Director / VPJust-Do-ItOrg design, portfolio, exec alignment. Product Operating Model (Cagan), OKR cadence; "first team is the exec team" (Perri).
CPO / HeadSets the frameVision-as-company-strategy, commercial/P&L ownership; shift from prioritization → portfolio allocation (Perri); sell upward by reverse-engineering business pain.

Most common failure

Answering one altitude off — a strategy question met with execution tactics, or vice versa. Match the level; name it if unsure.

Three levels of product work · Doshi

The altitude you're actually operating at.

A different cut on altitude: not who you're answering, but which kind of work a moment demands. Qualitative, not a time budget.

Strategic · what / why

Impact

Vision, bets, which problems to solve, pricing/positioning.

How it's built

Execution

Specs, planning, coordination — how it's built and shipped.

Perception & buy-in

Optics

Updates, dashboards, exec/board comms — real work, not a slur.

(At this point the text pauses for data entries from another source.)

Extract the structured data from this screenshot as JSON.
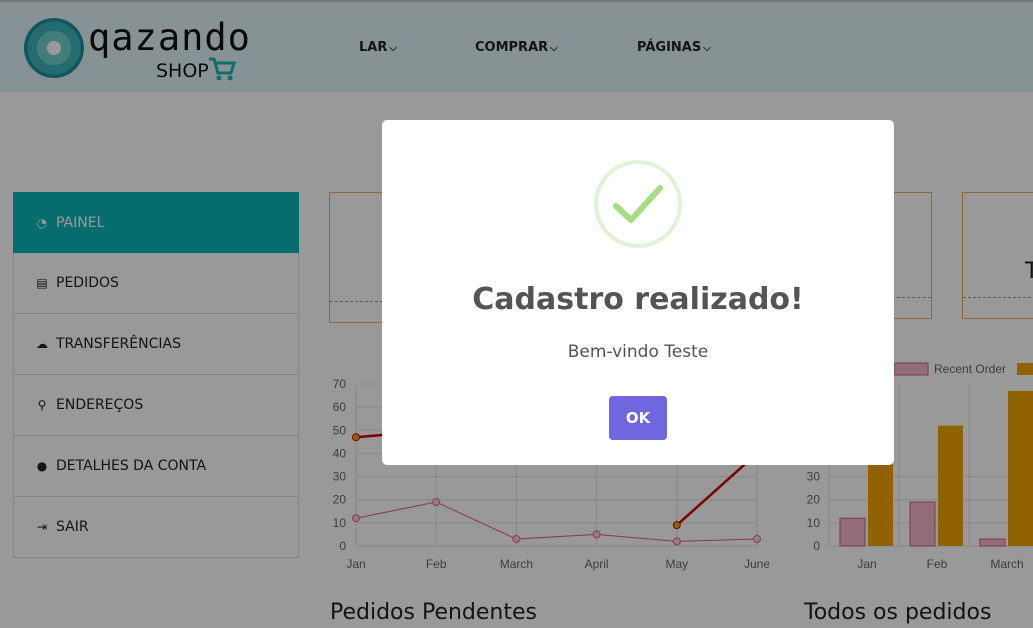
{
  "brand": {
    "word": "qazando",
    "sub": "SHOP"
  },
  "nav": [
    {
      "label": "LAR"
    },
    {
      "label": "COMPRAR"
    },
    {
      "label": "PÁGINAS"
    }
  ],
  "sidebar": {
    "items": [
      {
        "label": "PAINEL",
        "icon": "dashboard-icon",
        "active": true
      },
      {
        "label": "PEDIDOS",
        "icon": "cart-icon"
      },
      {
        "label": "TRANSFERÊNCIAS",
        "icon": "cloud-download-icon"
      },
      {
        "label": "ENDEREÇOS",
        "icon": "map-marker-icon"
      },
      {
        "label": "DETALHES DA CONTA",
        "icon": "user-icon"
      },
      {
        "label": "SAIR",
        "icon": "sign-out-icon"
      }
    ]
  },
  "cards": {
    "partial_letter": "T"
  },
  "chart_data": [
    {
      "type": "line",
      "categories": [
        "Jan",
        "Feb",
        "March",
        "April",
        "May",
        "June"
      ],
      "ylim": [
        0,
        70
      ],
      "yticks": [
        0,
        10,
        20,
        30,
        40,
        50,
        60,
        70
      ],
      "series": [
        {
          "values": [
            47,
            50,
            null,
            null,
            9,
            40
          ],
          "color": "#cc0000"
        },
        {
          "values": [
            12,
            19,
            3,
            5,
            2,
            3
          ],
          "color": "#e06080"
        }
      ],
      "grid": true
    },
    {
      "type": "bar",
      "categories": [
        "Jan",
        "Feb",
        "March"
      ],
      "yticks": [
        0,
        10,
        20,
        30
      ],
      "ylim": [
        0,
        70
      ],
      "series": [
        {
          "name": "Recent Order",
          "values": [
            12,
            19,
            3
          ],
          "color": "#f4b8c8"
        },
        {
          "name": "",
          "values": [
            37,
            52,
            67
          ],
          "color": "#f0a500"
        }
      ],
      "legend": "top",
      "grid": true
    }
  ],
  "sections": {
    "pending": "Pedidos Pendentes",
    "all": "Todos os pedidos"
  },
  "modal": {
    "title": "Cadastro realizado!",
    "text": "Bem-vindo Teste",
    "ok": "OK"
  },
  "colors": {
    "accent": "#0ab4b8",
    "button": "#7066e0",
    "success": "#a5dc86"
  }
}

Read it as a diagnosis, not a budget

Identify your default mode (Owner / Doer / Politician, etc.) and be intentional about the level you operate at — most PM pain is a level-mismatch, and "most execution problems are actually strategy problems in disguise" (Doshi). Directional only, no fixed %: the Impact/strategic share generally rises with seniority — choose the level the moment demands, not the one you're most comfortable in.